The Native Ad Controversy


Banner ads just don’t cut it anymore. It’s time to make way for some new advertising formats and ways to engage and inspire readers beyond the margins of the written page. The term ‘Native advertising’ has been getting quite a lot of buzz, with some industry pundits citing it as the ‘holy grail of advertising.’ While online and mobile display is still witnessing double-digit annual growth, according to recent polls, consumers, and especially teens, are tuning out traditional banners as they read and interact with digital content online, especially on their mobile devices.

In a consumer survey conducted by AYTM Market Research, 46.8 percent said mobile ads of any kind are “annoying” and 27.3 percent said they are “intrusive.” Moreover, 42.9 percent reported that they’ve never clicked on a mobile ad on purpose.

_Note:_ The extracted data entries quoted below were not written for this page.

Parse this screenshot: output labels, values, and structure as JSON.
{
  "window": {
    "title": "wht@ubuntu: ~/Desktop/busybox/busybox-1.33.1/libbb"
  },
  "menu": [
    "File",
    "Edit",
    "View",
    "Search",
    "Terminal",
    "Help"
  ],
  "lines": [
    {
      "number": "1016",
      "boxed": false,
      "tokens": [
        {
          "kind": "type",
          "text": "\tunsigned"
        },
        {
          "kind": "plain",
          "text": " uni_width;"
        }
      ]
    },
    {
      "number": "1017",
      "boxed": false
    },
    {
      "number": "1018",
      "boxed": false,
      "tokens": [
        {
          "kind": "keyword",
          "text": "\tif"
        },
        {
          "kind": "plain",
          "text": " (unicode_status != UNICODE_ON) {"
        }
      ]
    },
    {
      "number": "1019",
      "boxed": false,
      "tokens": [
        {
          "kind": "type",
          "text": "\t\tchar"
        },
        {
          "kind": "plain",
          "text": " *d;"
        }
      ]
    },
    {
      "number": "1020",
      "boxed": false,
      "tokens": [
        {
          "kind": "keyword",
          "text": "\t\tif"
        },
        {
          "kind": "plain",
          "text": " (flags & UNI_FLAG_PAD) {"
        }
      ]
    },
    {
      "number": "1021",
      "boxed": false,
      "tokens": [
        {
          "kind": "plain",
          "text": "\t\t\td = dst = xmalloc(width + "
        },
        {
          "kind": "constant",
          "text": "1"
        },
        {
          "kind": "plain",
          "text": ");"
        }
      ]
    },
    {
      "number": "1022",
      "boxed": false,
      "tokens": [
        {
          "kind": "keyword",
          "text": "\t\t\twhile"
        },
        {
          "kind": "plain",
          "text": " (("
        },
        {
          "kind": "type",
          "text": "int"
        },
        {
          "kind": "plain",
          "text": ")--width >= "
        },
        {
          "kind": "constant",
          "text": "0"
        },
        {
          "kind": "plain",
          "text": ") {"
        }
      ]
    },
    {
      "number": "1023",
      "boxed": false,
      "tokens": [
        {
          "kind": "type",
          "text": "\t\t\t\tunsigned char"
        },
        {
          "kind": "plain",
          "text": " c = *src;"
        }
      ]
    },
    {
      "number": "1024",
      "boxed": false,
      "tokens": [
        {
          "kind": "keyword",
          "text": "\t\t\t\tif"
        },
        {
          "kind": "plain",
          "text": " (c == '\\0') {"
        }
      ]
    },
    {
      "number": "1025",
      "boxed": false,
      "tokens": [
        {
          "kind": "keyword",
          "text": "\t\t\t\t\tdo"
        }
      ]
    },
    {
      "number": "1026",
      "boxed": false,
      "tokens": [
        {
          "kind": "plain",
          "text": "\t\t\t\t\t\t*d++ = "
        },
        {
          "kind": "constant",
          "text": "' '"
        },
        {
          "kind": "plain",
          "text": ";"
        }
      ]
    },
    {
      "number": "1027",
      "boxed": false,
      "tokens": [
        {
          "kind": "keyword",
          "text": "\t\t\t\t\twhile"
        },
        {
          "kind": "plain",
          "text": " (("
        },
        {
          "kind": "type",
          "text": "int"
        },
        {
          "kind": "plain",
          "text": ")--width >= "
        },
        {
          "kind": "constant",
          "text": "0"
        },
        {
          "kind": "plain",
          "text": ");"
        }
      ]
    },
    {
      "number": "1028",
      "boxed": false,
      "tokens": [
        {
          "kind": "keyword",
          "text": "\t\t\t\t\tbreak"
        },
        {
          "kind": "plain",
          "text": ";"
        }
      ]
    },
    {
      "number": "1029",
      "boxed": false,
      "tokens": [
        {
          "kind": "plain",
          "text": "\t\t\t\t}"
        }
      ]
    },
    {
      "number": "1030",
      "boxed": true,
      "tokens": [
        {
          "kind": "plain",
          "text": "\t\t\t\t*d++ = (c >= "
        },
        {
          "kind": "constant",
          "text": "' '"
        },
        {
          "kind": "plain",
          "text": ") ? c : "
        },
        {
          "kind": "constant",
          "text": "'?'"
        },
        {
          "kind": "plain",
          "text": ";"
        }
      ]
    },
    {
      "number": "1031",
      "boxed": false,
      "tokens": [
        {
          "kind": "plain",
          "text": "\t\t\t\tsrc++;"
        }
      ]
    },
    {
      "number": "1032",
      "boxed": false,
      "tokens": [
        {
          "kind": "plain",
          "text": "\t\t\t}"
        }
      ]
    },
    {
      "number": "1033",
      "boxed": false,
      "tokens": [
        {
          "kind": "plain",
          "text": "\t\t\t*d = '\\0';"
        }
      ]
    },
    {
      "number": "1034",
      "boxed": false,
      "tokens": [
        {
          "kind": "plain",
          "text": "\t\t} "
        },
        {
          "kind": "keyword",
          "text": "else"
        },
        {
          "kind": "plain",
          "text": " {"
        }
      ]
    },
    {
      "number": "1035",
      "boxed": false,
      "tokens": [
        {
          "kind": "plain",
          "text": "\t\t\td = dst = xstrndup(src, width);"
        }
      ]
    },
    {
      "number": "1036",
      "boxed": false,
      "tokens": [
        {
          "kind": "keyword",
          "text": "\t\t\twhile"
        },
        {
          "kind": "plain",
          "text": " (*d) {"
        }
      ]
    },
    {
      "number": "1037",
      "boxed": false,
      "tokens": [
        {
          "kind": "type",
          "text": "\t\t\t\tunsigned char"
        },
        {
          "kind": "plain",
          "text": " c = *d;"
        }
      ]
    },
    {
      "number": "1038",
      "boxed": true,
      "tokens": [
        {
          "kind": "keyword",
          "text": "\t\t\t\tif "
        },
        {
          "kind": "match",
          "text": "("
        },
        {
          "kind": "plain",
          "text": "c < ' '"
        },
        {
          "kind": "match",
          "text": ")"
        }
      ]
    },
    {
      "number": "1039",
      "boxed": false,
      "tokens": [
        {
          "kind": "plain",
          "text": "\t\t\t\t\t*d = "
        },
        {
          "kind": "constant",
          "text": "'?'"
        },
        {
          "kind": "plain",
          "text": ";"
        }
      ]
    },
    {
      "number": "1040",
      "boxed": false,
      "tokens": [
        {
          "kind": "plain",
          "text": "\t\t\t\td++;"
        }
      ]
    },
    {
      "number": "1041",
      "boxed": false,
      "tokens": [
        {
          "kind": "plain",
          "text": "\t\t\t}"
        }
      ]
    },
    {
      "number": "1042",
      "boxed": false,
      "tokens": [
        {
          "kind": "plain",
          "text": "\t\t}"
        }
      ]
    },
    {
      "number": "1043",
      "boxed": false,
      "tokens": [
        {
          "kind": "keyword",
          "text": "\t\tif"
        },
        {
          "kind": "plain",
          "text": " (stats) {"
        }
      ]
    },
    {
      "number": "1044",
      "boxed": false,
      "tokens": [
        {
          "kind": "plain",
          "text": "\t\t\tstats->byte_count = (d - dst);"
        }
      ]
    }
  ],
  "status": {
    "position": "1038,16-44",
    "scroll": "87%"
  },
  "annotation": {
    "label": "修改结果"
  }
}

This is not surprising. Banner ads have become an uninspiring ad format and publishers are left with no other choice but to plop them on their sites to keep afloat. As Brian Morrissey of Digiday wrote in his article The Native Ad Fallacy, “There’s long been a hope that something will save [publishers] from the fate of banner ads traded as pork bellies, where publishers’ role becomes little more than the providers of empty vessels for data-rich targeting systems to find their preferred audiences.”

While Morissey’s article continues to spin about how simply calling ads native shouldn’t make them more valuable, his point is overshadowed by the hoards of advertisers looking to native as a way to build deeper engagement with consumers. With mobile in particular, there are several factors that limit campaign success such as small screen-size and lack of ad relevance and these can be solved through the native format.

In a significant step towards the validation of native ad formats, the publishing powerhouse Hearst launched its mobile native ad program this week, unveiling five new “sponsored features” ad units that will let brands hock their products across all of its digital platforms, including video, mobile, websites, and even social networks.

Bottom line: Consumers are sick of the status quo and brands want more vehicles for advertising beyond the shallow banner ad. Publishers are finally catching on.

The Native Ad v. Editorial Debate

Several reporters and thought leaders have voiced criticism about how native will lead to the eventual decline of journalism. As MediaBistro reported, although unlikely, it’s possible that Hearst editorial staff will now be asked to create copy for this program. Staffers may have to live with this new reality and get used to writing about things that are not really news, like “15 Things You Didn’t Know About 15 Captains, Commanders And Conquerors,” sponsored by Captain Morgan. Seriously, these are actual stories.